Devaney also turned up the heat on her colleague at the council, Kelly Timilty, who got some of the Bradleys’ cash.
“I will respectfully request Councilor Timilty again to recuse herself from this vote,” Devaney said.
“I will not!” Timilty answered.
“As it would give the appearance of undo influence,” Deveney said, as Timilty shrugged.
Next up was newly elected Republican Councilor Charles Cipollini, who’s quickly earning a reputation for high drama. His commentary on Bradley didn’t disappoint.
“She is grossly unqualified and she lacks the experience,” Cipollini said, almost glowering.

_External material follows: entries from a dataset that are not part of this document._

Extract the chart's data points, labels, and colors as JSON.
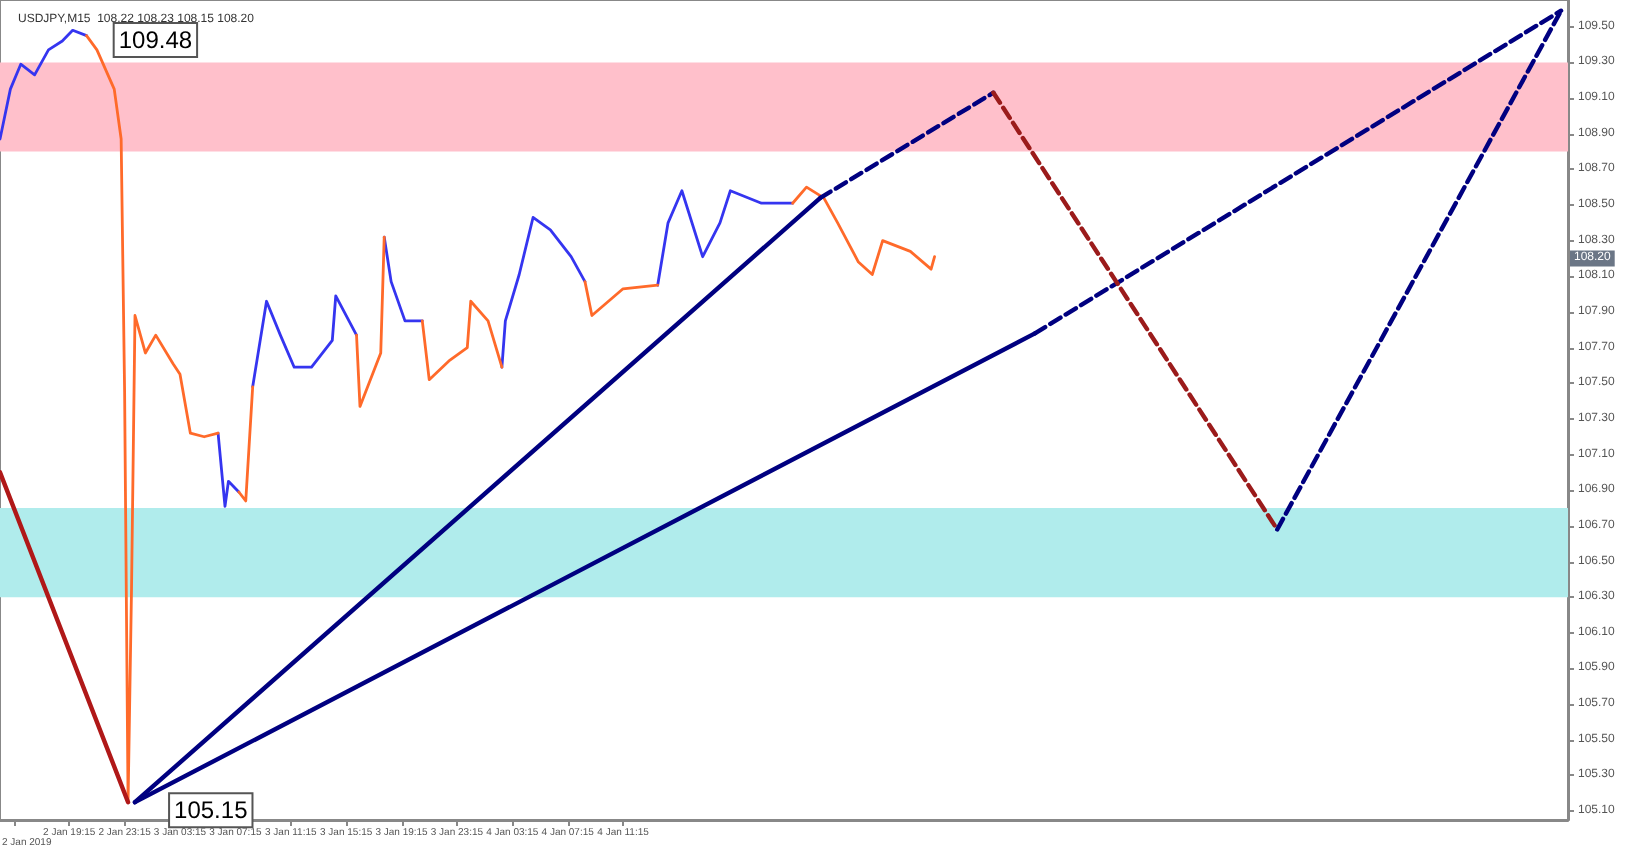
{
  "chart_data": {
    "type": "line",
    "title": "USDJPY,M15  108.22 108.23 108.15 108.20",
    "x": [
      "2019-01-02T14:15",
      "2019-01-02T15:00",
      "2019-01-02T15:45",
      "2019-01-02T16:45",
      "2019-01-02T17:45",
      "2019-01-02T18:45",
      "2019-01-02T19:30",
      "2019-01-02T20:30",
      "2019-01-02T21:15",
      "2019-01-02T22:30",
      "2019-01-02T23:00",
      "2019-01-02T23:15",
      "2019-01-02T23:30",
      "2019-01-02T23:45",
      "2019-01-03T00:00",
      "2019-01-03T00:45",
      "2019-01-03T01:30",
      "2019-01-03T02:45",
      "2019-01-03T03:15",
      "2019-01-03T04:00",
      "2019-01-03T05:00",
      "2019-01-03T06:00",
      "2019-01-03T06:30",
      "2019-01-03T06:45",
      "2019-01-03T07:30",
      "2019-01-03T08:00",
      "2019-01-03T08:30",
      "2019-01-03T09:30",
      "2019-01-03T10:30",
      "2019-01-03T11:30",
      "2019-01-03T12:45",
      "2019-01-03T14:15",
      "2019-01-03T14:30",
      "2019-01-03T16:00",
      "2019-01-03T16:15",
      "2019-01-03T17:45",
      "2019-01-03T18:00",
      "2019-01-03T18:30",
      "2019-01-03T19:30",
      "2019-01-03T20:45",
      "2019-01-03T21:15",
      "2019-01-03T22:45",
      "2019-01-04T00:00",
      "2019-01-04T00:15",
      "2019-01-04T01:30",
      "2019-01-04T02:30",
      "2019-01-04T02:45",
      "2019-01-04T03:45",
      "2019-01-04T04:45",
      "2019-01-04T06:00",
      "2019-01-04T07:30",
      "2019-01-04T08:30",
      "2019-01-04T09:00",
      "2019-01-04T11:15",
      "2019-01-04T13:45",
      "2019-01-04T14:30",
      "2019-01-04T15:30",
      "2019-01-04T17:00",
      "2019-01-04T18:15",
      "2019-01-04T19:00",
      "2019-01-04T21:15",
      "2019-01-04T23:30",
      "2019-01-05T00:30",
      "2019-01-05T01:45",
      "2019-01-05T02:45",
      "2019-01-05T04:15",
      "2019-01-05T05:15",
      "2019-01-05T06:00",
      "2019-01-05T08:00",
      "2019-01-05T09:30",
      "2019-01-05T09:45"
    ],
    "series": [
      {
        "color": "#3535f0",
        "line_style": "solid",
        "values": [
          108.87,
          109.15,
          109.29,
          109.23,
          109.37,
          109.42,
          109.48,
          109.45,
          null,
          null,
          null,
          null,
          null,
          null,
          null,
          null,
          null,
          null,
          null,
          null,
          null,
          107.22,
          106.81,
          106.95,
          106.89,
          null,
          107.48,
          107.96,
          107.77,
          107.59,
          107.59,
          107.74,
          107.99,
          107.77,
          null,
          null,
          108.32,
          108.07,
          107.85,
          107.85,
          null,
          null,
          null,
          null,
          null,
          107.59,
          107.85,
          108.11,
          108.43,
          108.36,
          108.21,
          108.07,
          null,
          null,
          108.05,
          108.4,
          108.58,
          108.21,
          108.4,
          108.58,
          108.51,
          108.51,
          null,
          null,
          null,
          null,
          null,
          null,
          null,
          null,
          null
        ]
      },
      {
        "color": "#ff6a2a",
        "line_style": "solid",
        "values": [
          null,
          null,
          null,
          null,
          null,
          null,
          null,
          109.45,
          109.37,
          109.15,
          108.87,
          107.45,
          105.15,
          106.35,
          107.88,
          107.67,
          107.77,
          107.61,
          107.55,
          107.22,
          107.2,
          107.22,
          null,
          null,
          106.89,
          106.84,
          107.48,
          null,
          null,
          null,
          null,
          null,
          null,
          107.77,
          107.37,
          107.67,
          108.32,
          null,
          null,
          107.85,
          107.52,
          107.63,
          107.7,
          107.96,
          107.85,
          107.59,
          null,
          null,
          null,
          null,
          null,
          108.07,
          107.88,
          108.03,
          108.05,
          null,
          null,
          null,
          null,
          null,
          null,
          108.51,
          108.6,
          108.54,
          108.4,
          108.18,
          108.11,
          108.3,
          108.24,
          108.14,
          108.21
        ]
      },
      {
        "color": "#000080",
        "line_style": "solid",
        "x": [
          "2019-01-03T00:00",
          "2019-01-05T01:30"
        ],
        "values": [
          105.15,
          108.54
        ]
      },
      {
        "color": "#000080",
        "line_style": "dashed",
        "x": [
          "2019-01-05T01:30",
          "2019-01-05T14:00"
        ],
        "values": [
          108.54,
          109.13
        ]
      },
      {
        "color": "#000080",
        "line_style": "solid",
        "x": [
          "2019-01-03T00:00",
          "2019-01-05T17:00"
        ],
        "values": [
          105.15,
          107.78
        ]
      },
      {
        "color": "#000080",
        "line_style": "dashed",
        "x": [
          "2019-01-05T17:00",
          "2019-01-07T07:00"
        ],
        "values": [
          107.78,
          109.59
        ]
      },
      {
        "color": "#9b1b1b",
        "line_style": "dashed",
        "x": [
          "2019-01-05T14:00",
          "2019-01-06T10:30"
        ],
        "values": [
          109.13,
          106.68
        ]
      },
      {
        "color": "#000080",
        "line_style": "dashed",
        "x": [
          "2019-01-06T10:30",
          "2019-01-07T07:00"
        ],
        "values": [
          106.68,
          109.59
        ]
      },
      {
        "color": "#b01818",
        "line_style": "solid",
        "x": [
          "2019-01-02T14:15",
          "2019-01-02T23:30"
        ],
        "values": [
          107.0,
          105.15
        ]
      }
    ],
    "bands": [
      {
        "axis": "y",
        "from": 108.8,
        "to": 109.3,
        "color": "#ffc0cb"
      },
      {
        "axis": "y",
        "from": 106.3,
        "to": 106.8,
        "color": "#b0ecec"
      }
    ],
    "annotations": [
      {
        "text": "109.48",
        "x": "2019-01-02T19:30",
        "y": 109.48
      },
      {
        "text": "105.15",
        "x": "2019-01-02T23:30",
        "y": 105.15
      },
      {
        "text": "108.20",
        "y": 108.2
      },
      "2 Jan 2019"
    ],
    "xlim": [
      "2019-01-02T14:15",
      "2019-01-07T07:30"
    ],
    "xticks": [
      {
        "value": "2019-01-02T15:15",
        "label": null
      },
      {
        "value": "2019-01-02T19:15",
        "label": "2 Jan 19:15"
      },
      {
        "value": "2019-01-02T23:15",
        "label": "2 Jan 23:15"
      },
      {
        "value": "2019-01-03T03:15",
        "label": "3 Jan 03:15"
      },
      {
        "value": "2019-01-03T07:15",
        "label": "3 Jan 07:15"
      },
      {
        "value": "2019-01-03T11:15",
        "label": "3 Jan 11:15"
      },
      {
        "value": "2019-01-03T15:15",
        "label": "3 Jan 15:15"
      },
      {
        "value": "2019-01-03T19:15",
        "label": "3 Jan 19:15"
      },
      {
        "value": "2019-01-03T23:15",
        "label": "3 Jan 23:15"
      },
      {
        "value": "2019-01-04T03:15",
        "label": "4 Jan 03:15"
      },
      {
        "value": "2019-01-04T07:15",
        "label": "4 Jan 07:15"
      },
      {
        "value": "2019-01-04T11:15",
        "label": "4 Jan 11:15"
      }
    ],
    "ylim": [
      105.05,
      109.65
    ],
    "yticks": [
      {
        "value": 105.1,
        "label": "105.10"
      },
      {
        "value": 105.3,
        "label": "105.30"
      },
      {
        "value": 105.5,
        "label": "105.50"
      },
      {
        "value": 105.7,
        "label": "105.70"
      },
      {
        "value": 105.9,
        "label": "105.90"
      },
      {
        "value": 106.1,
        "label": "106.10"
      },
      {
        "value": 106.3,
        "label": "106.30"
      },
      {
        "value": 106.5,
        "label": "106.50"
      },
      {
        "value": 106.7,
        "label": "106.70"
      },
      {
        "value": 106.9,
        "label": "106.90"
      },
      {
        "value": 107.1,
        "label": "107.10"
      },
      {
        "value": 107.3,
        "label": "107.30"
      },
      {
        "value": 107.5,
        "label": "107.50"
      },
      {
        "value": 107.7,
        "label": "107.70"
      },
      {
        "value": 107.9,
        "label": "107.90"
      },
      {
        "value": 108.1,
        "label": "108.10"
      },
      {
        "value": 108.3,
        "label": "108.30"
      },
      {
        "value": 108.5,
        "label": "108.50"
      },
      {
        "value": 108.7,
        "label": "108.70"
      },
      {
        "value": 108.9,
        "label": "108.90"
      },
      {
        "value": 109.1,
        "label": "109.10"
      },
      {
        "value": 109.3,
        "label": "109.30"
      },
      {
        "value": 109.5,
        "label": "109.50"
      }
    ]
  }
}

For good measure, Cipollini vowed to continue his anti-Bradley fight even if she became a judge.
“I will file a complaint with the Massachusetts state ethics commission regarding the over $200,000 dollars she and her husband made in political contributions. My vote is no!” Cipollini added.
After the council split four-to-four, Governor Patrick took the gavel so Lieutenant Governor Tim Murray could cast the deciding vote.
He voted yes.
It was the first 5-4 vote in years, and grist for critics who say the Council is a needless impediment. The Boston Globe and the liberal blog Blue Mass. Group say the council should be eliminated. And a new bill from State Senator Brian Joyce would do just that. But supporters like the Fatherhood Coalition’s Joe Ureneck disagree.
“Finally the council is having some real discussion about these judicial nominations that are coming forward, instead of just being a rubber stamp,” Ureneck argued.
Next up for the Council: A vote on Joshua Wall, the governor’s pick to head the state’s troubled Parole Board. If you like political theater, make sure to bring some popcorn.